Police In Russia's Tyva Disperse Anti-Mobilization Rally, Detain Women


KYZYL, Russia -- Police in Russia's Siberian Tyva region have detained at least 27 women and dispersed a rally against the mobilization of local men for Russia's unprovoked invasion of Ukraine.

Dozens of women chanted "No to mobilization! No to genocide!" before the rally was dispersed just minutes after it started on the central Arat Square in Tyva's capital, Kyzyl, on September 29.

One of the detained women told RFE/RL that police registered the women's personal data and took their fingerprints.

After the rally was dispersed, seven police vehicles remained on the square and a specially equipped vehicle came to the site and started washing the square with water.

Tyva's military commissioner, Artyn Demir-Ool, said that the republic had "accomplished its mobilization quota," adding that an unspecified number of Tyvan men had been mobilized since the call-up was announced by Russian President Vladimir Putin on September 21.
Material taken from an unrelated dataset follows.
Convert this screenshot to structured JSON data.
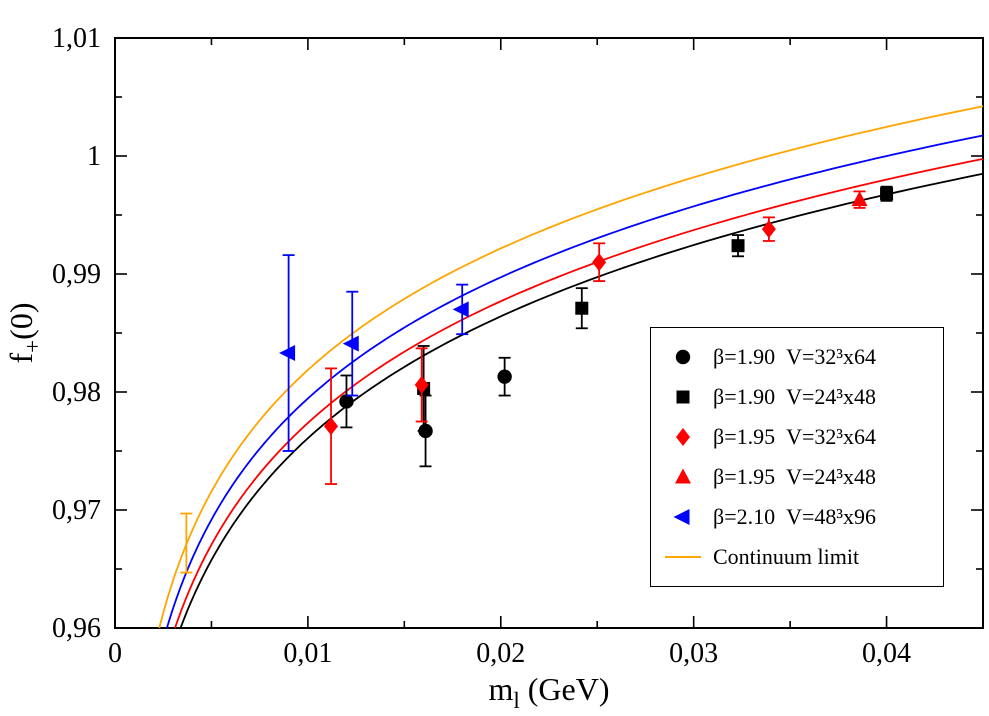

They have had been settled at the base of the 55th Mechanized Infantry Brigade, which is engaged in the ongoing war in Ukraine, he said.

Last weekend, a protest was held by women in another region in Russia's Far East, Yakutia, over what locals feel is a "disproportionate" recruitment of ethnic minorities to the war in Ukraine, calling it "a genocide" against them.

The largest protest against the mobilization by an ethnic region was held over the weekend in Makhachkala, the capital of Daghestan in the North Caucasus.

The mobilization for the war in Ukraine has been met with countrywide protests in general and the mass flight of men potentially eligible for military duty from Russia.

Some estimates say that almost 300,000 men have left the country since the mobilization was announced.